Today I chose to go skiing.  Skiing is something I haven’t done in nearly ten years but was something I used to really enjoy.  I was good at it too I used to race train giant slalom.  I managed a good 45 minutes before becoming so exhausted and the burning in my calves made me stop.  I almost enjoyed it.  I liked the cold wind blowing in  my face, I liked the risk and fear that I was going to fall over at every turn but I managed it.  This is a massive achievement given that even getting out of bed at the moment is an effort.  After that we went for brunch at a supermarket which was a challenge in itself as I find supermarkets incredibly stressful places to be.  In fact it wasn’t too bad.

I came home and had a nap then had an appointment with the mental health man.  I know as mental health staff we are taught to “active listen” but him repeating back to me exactly what I have said several times just served to annoy me.  He said to be careful I don’t set my goals too high.  I told him I am moving down south again and he asked me when.  I told him it is not set yet and I need to sort myself out a little first.  Down south I have friends, hobbies, things to do whilst up here I am isolated socially and geographically.  It’s not helpful.  He told me that my plan sounds sensible but not to do it too fast.  I asked whether I could still do the piece of work with the other nurse on mindfulness etc and he said he will get her to phone me to arrange a new appointment.  Also the suicidal thoughts have lessenned slightly which is good.

I asked him if he had any advice that I could give my Dad on how he can support me (my Dad had wanted to come to the appointment with me).  He just needs to be there.

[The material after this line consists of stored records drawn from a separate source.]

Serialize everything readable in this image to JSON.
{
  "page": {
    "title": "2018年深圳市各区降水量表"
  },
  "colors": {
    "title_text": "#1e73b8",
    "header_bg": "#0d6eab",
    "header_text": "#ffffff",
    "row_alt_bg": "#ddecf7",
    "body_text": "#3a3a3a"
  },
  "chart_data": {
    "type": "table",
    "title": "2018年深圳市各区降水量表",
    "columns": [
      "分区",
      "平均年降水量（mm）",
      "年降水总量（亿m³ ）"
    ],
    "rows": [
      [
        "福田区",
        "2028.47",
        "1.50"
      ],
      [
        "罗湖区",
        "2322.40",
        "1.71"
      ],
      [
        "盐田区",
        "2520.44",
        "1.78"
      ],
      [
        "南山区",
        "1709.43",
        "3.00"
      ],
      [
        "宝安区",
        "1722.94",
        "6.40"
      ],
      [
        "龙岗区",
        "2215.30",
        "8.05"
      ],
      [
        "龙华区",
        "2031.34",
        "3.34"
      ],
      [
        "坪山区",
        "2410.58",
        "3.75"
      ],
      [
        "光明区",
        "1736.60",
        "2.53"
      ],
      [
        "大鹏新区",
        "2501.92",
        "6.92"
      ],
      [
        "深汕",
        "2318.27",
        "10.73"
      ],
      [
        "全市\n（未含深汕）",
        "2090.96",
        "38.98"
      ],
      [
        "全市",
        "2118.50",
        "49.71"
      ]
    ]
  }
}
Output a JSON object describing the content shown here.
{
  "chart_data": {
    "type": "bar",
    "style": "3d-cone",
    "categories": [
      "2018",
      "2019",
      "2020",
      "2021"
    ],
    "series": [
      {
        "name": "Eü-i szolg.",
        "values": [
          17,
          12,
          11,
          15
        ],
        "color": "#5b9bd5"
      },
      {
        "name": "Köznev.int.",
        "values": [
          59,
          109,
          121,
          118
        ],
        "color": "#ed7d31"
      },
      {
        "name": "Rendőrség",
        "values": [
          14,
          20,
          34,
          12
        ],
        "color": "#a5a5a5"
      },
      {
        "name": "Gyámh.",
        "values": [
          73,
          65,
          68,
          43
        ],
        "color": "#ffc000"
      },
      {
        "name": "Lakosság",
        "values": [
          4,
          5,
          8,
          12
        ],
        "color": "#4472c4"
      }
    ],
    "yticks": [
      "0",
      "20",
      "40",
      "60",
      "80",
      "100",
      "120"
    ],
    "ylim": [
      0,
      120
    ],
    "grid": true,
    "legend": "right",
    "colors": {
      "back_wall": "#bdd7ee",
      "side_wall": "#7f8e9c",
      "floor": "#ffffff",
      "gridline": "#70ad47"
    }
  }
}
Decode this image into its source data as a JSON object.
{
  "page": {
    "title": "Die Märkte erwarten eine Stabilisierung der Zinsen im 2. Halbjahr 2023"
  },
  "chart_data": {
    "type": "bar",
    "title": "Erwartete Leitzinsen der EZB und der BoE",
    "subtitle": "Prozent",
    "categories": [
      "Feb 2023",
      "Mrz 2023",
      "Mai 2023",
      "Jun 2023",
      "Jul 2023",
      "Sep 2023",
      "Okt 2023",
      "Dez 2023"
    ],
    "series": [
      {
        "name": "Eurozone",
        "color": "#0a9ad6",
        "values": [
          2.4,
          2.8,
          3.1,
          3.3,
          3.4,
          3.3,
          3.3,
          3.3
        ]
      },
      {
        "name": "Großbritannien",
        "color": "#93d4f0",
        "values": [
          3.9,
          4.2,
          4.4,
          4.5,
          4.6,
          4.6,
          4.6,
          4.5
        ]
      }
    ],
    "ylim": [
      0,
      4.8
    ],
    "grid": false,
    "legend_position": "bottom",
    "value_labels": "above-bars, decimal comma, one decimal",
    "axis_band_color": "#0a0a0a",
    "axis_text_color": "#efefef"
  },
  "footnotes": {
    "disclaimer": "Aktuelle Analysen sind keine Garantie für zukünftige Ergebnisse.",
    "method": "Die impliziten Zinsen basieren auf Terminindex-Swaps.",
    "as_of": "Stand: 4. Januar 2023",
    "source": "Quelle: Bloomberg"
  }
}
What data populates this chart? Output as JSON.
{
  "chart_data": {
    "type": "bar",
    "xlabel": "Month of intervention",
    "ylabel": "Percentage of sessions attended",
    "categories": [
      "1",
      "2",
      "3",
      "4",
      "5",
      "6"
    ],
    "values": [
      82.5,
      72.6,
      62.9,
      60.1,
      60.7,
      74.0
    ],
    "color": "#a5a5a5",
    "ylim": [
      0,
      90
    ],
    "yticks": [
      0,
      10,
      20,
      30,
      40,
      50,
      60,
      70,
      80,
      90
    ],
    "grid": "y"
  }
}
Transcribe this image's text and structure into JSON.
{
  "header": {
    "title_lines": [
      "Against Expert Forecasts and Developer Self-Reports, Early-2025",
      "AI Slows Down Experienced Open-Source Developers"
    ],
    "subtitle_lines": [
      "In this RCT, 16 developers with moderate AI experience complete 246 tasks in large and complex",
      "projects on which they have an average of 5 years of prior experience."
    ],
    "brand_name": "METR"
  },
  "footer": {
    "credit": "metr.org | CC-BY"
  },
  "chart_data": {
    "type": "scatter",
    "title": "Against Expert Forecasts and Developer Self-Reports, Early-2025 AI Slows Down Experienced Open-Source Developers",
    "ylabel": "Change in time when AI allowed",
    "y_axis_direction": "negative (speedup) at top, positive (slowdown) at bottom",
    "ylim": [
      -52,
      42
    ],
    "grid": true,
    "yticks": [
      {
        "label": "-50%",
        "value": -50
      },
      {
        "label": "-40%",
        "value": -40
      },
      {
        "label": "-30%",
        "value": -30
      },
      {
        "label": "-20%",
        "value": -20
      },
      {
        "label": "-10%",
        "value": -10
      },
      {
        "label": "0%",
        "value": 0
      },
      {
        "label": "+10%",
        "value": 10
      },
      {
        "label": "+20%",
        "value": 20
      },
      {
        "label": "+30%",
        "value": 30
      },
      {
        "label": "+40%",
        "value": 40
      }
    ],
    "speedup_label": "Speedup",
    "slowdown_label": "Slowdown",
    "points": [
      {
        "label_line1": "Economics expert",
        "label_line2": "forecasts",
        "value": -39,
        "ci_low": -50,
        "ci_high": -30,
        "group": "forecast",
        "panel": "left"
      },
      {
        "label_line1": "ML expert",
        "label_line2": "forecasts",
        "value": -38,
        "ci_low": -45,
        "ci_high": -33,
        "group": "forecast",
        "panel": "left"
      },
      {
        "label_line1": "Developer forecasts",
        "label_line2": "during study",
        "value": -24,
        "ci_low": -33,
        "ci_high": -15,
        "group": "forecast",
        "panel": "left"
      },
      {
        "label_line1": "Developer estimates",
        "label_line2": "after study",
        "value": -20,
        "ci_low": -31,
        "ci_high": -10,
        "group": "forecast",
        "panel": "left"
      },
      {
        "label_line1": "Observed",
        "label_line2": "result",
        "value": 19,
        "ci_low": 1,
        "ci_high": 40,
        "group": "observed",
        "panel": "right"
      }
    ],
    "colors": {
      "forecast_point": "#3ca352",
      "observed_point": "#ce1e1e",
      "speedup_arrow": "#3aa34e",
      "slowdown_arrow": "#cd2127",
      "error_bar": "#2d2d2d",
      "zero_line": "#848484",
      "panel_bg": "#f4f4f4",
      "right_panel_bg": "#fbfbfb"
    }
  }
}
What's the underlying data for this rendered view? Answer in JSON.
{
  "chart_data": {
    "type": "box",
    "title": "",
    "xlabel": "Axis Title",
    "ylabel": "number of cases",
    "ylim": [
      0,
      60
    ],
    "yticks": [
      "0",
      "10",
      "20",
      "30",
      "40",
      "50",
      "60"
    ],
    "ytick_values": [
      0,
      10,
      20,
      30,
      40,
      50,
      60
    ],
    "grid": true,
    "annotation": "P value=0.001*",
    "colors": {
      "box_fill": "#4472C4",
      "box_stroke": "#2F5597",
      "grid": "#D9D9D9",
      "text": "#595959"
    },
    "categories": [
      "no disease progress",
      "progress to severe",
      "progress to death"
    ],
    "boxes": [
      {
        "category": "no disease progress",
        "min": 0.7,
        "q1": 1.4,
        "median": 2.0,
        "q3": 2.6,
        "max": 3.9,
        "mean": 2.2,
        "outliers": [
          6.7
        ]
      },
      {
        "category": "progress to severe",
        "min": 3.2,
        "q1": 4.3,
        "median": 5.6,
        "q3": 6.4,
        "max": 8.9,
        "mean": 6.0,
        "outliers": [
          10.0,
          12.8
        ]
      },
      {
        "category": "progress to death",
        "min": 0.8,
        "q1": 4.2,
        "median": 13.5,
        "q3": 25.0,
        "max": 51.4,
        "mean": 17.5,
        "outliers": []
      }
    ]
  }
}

The mental health man didn’t come up with useful suggestions, didn’t have a list of websites just told me to google it.  I sometimes wonder.

I am moving back to weekly prescriptions which is a massive step forward (apparently I have made massive steps since just last week).  So next week I have to see him again and my GP then hopefully the appointment with the other nurse will be next week and I can look at going home again.  It’s an exciting and terrifying thought going back to my little flat.  My Dad is worried that I’ll take another step backwards by going back down, that going into hospital down there would be a huge problem for him and Mum.  He wants me to be functional and says he doesn;t care if I work or not just that I am happy.  I need to get back to work.  In fact I need a new job but currently I am sort of unemployable due to a prior disciplinary and my sickness record.  This would also involve a massive upheaval as I don’t wish to stay where I live as the city is a bit of a dump.

This evening I just want to chill out, actually I want to go back to bed now but that’s not an option.  I am going to do some craft stuff, maybe have a bath and watch a film.

Small steps forward.  Must not leap ahead too much or I’ll set myself up to fail.